Pourquoi cette longue absence avant de revenir sur la scène musicale ?
J’ai fait une très longue absence parce que j’étais à l’extérieur pour le travail. Il y a quelque chose qu’on doit bien marquer, entre la gendarmerie et la musique, la gendarmerie prime. Et lorsque qu’il y a le besoin, je suis obligé de m’éclipser de la scène musicale. Cela fait trois ans que je me suis absenté alors qu’on avait déjà commencé à être appelé partout pour des scènes en live. ‘’Tan soua’’ m’a permis de faire du live comme à la Fête de la musique, la Nuit Djongo qui est un festival de Bil Aka Kora dans le Nahouri et à la SNC. Et c’est pendant ce temps que je suis allé pour le service à l’extérieur.
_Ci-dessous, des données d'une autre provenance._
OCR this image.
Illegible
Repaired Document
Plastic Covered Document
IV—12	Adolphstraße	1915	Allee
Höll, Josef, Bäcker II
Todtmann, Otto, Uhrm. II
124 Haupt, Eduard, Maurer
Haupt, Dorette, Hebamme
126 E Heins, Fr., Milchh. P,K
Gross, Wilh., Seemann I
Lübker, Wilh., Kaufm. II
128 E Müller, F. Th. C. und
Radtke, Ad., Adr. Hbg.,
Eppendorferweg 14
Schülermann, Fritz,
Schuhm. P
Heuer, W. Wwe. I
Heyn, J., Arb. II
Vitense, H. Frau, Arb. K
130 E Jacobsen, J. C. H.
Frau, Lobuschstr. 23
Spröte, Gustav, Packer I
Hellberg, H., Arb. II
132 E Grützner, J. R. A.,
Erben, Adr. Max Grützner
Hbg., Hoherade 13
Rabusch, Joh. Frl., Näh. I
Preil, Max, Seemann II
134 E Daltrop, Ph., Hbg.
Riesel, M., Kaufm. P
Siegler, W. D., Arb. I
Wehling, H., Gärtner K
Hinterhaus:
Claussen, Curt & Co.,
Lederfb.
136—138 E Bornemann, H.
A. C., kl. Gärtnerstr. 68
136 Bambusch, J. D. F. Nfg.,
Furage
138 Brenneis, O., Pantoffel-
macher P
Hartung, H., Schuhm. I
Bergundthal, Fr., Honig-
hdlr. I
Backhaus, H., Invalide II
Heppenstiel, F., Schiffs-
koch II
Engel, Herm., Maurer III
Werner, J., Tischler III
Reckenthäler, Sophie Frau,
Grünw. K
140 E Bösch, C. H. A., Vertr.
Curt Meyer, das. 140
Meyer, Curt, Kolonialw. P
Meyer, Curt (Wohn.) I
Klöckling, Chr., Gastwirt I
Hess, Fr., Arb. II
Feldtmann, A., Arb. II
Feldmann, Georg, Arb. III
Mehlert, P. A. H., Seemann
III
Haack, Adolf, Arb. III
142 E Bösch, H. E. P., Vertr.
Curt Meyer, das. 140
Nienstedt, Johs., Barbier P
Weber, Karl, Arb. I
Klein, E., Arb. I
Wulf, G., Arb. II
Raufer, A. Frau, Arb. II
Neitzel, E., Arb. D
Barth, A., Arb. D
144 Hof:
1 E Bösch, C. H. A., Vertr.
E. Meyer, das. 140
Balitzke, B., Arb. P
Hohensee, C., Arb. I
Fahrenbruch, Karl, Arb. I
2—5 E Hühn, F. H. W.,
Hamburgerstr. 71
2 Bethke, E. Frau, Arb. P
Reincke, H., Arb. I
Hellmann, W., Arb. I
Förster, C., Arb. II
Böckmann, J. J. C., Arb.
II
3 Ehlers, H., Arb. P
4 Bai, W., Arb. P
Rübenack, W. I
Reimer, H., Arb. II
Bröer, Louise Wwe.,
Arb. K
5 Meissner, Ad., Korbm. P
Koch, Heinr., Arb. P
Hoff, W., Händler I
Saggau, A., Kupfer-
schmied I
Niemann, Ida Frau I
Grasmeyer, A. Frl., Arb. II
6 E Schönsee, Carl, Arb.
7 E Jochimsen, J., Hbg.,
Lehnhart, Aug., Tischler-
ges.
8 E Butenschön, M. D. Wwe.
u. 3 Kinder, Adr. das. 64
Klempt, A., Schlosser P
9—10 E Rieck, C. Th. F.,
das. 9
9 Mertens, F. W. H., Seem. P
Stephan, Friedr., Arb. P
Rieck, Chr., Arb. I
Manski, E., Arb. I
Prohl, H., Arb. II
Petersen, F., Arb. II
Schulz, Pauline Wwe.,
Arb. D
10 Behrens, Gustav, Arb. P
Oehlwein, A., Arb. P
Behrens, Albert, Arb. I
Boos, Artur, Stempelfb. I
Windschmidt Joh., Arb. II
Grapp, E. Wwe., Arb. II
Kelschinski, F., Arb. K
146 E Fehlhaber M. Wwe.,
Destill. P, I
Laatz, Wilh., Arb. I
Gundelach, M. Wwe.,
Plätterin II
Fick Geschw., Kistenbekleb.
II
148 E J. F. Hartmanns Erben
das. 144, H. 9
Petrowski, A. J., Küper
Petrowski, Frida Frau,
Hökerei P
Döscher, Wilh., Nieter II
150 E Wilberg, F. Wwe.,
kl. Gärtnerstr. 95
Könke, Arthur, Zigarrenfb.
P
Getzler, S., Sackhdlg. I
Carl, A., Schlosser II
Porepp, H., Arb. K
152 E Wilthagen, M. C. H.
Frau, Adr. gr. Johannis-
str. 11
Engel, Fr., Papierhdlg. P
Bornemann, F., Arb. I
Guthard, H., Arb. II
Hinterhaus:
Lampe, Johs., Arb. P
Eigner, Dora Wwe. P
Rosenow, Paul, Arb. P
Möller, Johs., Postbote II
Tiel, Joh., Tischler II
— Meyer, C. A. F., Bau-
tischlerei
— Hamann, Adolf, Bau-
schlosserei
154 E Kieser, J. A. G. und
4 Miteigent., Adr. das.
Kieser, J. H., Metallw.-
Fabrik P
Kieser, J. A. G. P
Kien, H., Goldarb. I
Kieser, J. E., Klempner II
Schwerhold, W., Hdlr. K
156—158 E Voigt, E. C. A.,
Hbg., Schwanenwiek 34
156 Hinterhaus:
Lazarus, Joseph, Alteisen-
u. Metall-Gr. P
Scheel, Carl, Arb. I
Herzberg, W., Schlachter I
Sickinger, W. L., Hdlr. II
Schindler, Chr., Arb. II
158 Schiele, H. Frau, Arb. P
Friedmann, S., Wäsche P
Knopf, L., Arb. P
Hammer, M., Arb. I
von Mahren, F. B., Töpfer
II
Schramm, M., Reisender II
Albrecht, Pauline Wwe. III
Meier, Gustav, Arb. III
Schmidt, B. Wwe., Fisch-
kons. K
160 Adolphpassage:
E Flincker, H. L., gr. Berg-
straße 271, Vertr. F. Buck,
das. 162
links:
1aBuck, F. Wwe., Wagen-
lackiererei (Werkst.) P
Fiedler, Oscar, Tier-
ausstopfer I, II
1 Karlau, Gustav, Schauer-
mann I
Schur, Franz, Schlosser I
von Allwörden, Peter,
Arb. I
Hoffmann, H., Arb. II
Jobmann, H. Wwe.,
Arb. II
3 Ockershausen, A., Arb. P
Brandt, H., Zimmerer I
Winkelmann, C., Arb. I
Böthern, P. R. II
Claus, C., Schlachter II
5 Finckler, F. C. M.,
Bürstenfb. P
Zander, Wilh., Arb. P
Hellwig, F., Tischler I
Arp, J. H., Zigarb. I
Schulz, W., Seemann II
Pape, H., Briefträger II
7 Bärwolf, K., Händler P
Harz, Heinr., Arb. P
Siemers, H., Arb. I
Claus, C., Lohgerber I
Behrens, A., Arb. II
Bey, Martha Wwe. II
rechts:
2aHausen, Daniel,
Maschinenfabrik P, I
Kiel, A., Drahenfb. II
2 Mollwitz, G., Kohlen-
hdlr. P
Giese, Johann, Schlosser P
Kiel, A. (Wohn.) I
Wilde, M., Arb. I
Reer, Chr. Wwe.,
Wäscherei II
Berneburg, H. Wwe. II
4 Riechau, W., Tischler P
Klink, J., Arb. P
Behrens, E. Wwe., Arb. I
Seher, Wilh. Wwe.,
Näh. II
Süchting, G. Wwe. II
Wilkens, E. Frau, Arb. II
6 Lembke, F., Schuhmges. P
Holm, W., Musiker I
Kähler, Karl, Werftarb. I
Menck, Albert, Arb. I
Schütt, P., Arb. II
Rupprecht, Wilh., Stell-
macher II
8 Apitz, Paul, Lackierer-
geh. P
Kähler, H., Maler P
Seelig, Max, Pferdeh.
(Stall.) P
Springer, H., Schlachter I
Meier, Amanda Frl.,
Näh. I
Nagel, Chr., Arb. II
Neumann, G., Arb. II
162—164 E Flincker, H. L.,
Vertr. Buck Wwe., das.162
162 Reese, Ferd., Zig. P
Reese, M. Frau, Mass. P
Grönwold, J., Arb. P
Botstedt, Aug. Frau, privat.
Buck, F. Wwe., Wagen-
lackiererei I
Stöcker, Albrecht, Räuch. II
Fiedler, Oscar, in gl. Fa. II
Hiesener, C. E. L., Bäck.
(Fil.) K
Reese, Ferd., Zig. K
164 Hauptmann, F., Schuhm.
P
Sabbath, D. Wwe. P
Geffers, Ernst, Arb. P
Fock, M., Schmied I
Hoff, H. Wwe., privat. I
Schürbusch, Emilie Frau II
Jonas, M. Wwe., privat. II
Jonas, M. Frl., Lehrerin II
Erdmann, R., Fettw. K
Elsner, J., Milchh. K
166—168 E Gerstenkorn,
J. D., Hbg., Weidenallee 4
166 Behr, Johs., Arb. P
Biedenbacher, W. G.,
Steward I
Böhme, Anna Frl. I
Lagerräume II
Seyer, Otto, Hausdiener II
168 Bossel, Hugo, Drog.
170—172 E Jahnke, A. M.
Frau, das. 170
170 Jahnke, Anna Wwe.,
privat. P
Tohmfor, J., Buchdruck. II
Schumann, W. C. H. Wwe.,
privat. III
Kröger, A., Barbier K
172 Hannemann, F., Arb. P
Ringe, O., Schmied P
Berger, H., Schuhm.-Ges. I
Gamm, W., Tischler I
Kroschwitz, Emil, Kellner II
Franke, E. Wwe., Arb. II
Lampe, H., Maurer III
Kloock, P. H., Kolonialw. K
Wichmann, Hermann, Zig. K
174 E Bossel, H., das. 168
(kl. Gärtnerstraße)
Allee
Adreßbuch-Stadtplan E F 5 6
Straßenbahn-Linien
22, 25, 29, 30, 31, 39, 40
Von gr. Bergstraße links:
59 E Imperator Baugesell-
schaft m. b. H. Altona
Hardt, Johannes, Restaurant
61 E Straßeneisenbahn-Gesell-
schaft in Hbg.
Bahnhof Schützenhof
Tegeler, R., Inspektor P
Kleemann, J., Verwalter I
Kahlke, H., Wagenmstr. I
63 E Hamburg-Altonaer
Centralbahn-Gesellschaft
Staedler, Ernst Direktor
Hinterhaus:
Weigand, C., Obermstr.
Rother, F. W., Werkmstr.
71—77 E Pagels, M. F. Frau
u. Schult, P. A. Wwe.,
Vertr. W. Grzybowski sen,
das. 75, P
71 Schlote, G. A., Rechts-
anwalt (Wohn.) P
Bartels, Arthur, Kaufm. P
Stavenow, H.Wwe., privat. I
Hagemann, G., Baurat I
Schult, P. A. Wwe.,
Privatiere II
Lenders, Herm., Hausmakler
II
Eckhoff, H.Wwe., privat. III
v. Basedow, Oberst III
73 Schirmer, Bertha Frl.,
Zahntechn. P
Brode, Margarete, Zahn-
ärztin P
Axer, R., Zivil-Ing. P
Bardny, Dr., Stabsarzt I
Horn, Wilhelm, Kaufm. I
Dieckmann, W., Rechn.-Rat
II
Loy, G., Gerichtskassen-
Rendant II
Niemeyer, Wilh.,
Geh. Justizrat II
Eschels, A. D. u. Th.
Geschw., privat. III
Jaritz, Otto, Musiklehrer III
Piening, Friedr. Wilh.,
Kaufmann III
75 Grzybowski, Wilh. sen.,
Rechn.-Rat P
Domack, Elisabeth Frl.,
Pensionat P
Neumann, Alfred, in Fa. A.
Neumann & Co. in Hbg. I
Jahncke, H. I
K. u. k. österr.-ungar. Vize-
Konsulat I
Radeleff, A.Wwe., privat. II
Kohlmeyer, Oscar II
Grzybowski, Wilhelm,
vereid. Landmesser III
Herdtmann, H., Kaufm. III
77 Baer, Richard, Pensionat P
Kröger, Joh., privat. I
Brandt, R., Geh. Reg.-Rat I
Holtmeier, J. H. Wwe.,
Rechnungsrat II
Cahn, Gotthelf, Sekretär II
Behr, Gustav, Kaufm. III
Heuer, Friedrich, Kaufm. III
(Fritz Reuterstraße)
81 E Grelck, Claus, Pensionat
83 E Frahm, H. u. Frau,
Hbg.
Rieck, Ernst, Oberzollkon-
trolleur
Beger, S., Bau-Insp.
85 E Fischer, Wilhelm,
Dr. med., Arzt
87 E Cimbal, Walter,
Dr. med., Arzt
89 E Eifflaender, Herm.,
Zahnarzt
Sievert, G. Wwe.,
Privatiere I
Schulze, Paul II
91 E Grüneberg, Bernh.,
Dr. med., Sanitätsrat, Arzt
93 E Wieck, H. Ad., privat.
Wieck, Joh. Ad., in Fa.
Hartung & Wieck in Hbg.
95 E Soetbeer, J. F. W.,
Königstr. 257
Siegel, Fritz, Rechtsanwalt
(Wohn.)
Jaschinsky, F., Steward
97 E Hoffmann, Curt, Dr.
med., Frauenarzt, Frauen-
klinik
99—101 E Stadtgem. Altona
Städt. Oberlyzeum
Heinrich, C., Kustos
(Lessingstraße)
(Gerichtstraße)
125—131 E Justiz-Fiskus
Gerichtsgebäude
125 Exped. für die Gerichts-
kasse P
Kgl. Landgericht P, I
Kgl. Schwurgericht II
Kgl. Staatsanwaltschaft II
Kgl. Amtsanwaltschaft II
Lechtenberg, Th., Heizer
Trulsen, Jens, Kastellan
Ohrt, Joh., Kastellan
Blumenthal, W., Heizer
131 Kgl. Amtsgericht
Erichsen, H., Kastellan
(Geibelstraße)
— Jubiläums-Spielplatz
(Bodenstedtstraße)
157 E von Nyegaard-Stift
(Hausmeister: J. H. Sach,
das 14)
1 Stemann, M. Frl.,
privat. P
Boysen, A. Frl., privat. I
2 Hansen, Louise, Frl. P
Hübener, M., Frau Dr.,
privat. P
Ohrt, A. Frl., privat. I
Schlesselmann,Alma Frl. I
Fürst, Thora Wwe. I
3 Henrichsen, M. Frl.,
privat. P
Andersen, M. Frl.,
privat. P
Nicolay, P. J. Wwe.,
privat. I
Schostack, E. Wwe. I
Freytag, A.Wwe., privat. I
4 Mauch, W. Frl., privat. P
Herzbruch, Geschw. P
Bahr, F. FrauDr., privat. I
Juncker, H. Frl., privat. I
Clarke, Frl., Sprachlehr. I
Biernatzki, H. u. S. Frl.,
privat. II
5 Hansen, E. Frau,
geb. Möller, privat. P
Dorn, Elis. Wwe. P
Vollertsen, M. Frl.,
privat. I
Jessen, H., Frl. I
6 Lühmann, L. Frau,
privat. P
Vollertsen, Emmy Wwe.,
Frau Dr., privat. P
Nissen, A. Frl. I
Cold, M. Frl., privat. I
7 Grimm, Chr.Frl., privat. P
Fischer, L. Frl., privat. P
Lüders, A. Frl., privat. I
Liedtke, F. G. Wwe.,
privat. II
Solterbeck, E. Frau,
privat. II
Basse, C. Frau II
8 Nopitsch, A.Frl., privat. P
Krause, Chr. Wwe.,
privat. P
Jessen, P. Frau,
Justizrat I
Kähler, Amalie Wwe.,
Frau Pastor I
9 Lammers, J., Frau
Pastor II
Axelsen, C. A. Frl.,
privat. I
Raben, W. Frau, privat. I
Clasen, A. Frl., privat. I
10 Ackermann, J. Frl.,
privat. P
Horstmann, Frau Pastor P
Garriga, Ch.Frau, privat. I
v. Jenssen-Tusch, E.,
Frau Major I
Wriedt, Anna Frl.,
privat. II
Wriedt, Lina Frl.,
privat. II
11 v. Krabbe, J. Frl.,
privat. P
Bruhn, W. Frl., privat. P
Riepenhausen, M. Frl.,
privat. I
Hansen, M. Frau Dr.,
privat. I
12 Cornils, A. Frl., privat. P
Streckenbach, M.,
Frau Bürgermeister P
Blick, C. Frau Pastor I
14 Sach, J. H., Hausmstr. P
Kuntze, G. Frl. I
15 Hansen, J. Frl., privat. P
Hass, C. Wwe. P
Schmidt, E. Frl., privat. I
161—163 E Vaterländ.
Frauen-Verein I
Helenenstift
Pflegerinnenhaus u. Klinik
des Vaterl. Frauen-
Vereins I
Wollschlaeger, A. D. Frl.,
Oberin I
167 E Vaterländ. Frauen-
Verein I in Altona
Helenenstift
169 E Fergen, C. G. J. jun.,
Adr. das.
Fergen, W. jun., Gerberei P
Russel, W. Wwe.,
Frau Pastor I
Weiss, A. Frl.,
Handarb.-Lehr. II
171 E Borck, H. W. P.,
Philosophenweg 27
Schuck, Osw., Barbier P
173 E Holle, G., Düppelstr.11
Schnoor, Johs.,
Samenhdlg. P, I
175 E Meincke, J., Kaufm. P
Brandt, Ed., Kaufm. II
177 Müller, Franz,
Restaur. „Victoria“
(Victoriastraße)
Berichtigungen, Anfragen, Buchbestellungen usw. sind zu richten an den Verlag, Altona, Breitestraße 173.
La musique burkinabè a-t-elle un bel avenir, selon toi ?
C’est vrai il n’y pas mal de soucis mais la musique burkinabè avance. Déjà, au niveau de la réalisation des clips vidéos, nous ne sommes pas derrière. Nous arrivons maintenant à faire sortir des clips de belle facture avec le peu de moyens que nous avons. Musicalement parlant, nous produisons des musiques beaucoup plus sensées, les gens travaillent dur et s’améliorent. Le public commence à aimer ce qu’on fait de plus en plus. Seulement que nous n’avons pas d’identité musicale et c’est un sérieux problème. En Côte d’Ivoire, c’est le coupé-décalé. Le Sénégal, le Cameroun et le Nigeria ont tous leurs identités. Mais nous, nous prenons tout et nous sommes perdus. Quand c’est le coupé décalé qui suit la tendance, on est dedans. Il faudrait qu’on trouve aussi un style. On ne dit pas de ne pas importer la musique d’ailleurs, mais il faut savoir puiser ce dont on a juste besoin. C’est ça qui nous manque et je ne sais pas si c’est ce qui fait qu’on n’arrive pas à s’imposer. On ne peut pas être là et dire qu’on peut faire du coupé-décalé plus qu’un Ivoirien.l
La donne peut-elle changer ?
Il y a de l’espoir parce que de plus en plus, les gens commencent à utiliser les musiques du terroir et là tu peux tu défendre. Si je fais mon Djongo, un Ariel sheney ne peut pas me montrer comment on fait le Djongo. Ça commence à venir. Amzy avec le tube ‘’Pa sék dé’’ s’en sort bien. Il faut que les gens exploitent davantage les chants du terroir.
Quels sont tes défis ?
Mon plus gros défi, c’est le manque de temps. Je ne suis pas libre comme les autres. On nous a appelés en Côte d’Ivoire pour des évènements mais nous n’avons pas pu honorer. Au Mali également, j’avais une collaboration avec un artiste de mon choix. Le producteur m’a appelé pour la collaboration, mais je n’ai pas pu honorer. J’aime la musique, j’aime la gendarmerie. Dieu merci, je peux faire les deux.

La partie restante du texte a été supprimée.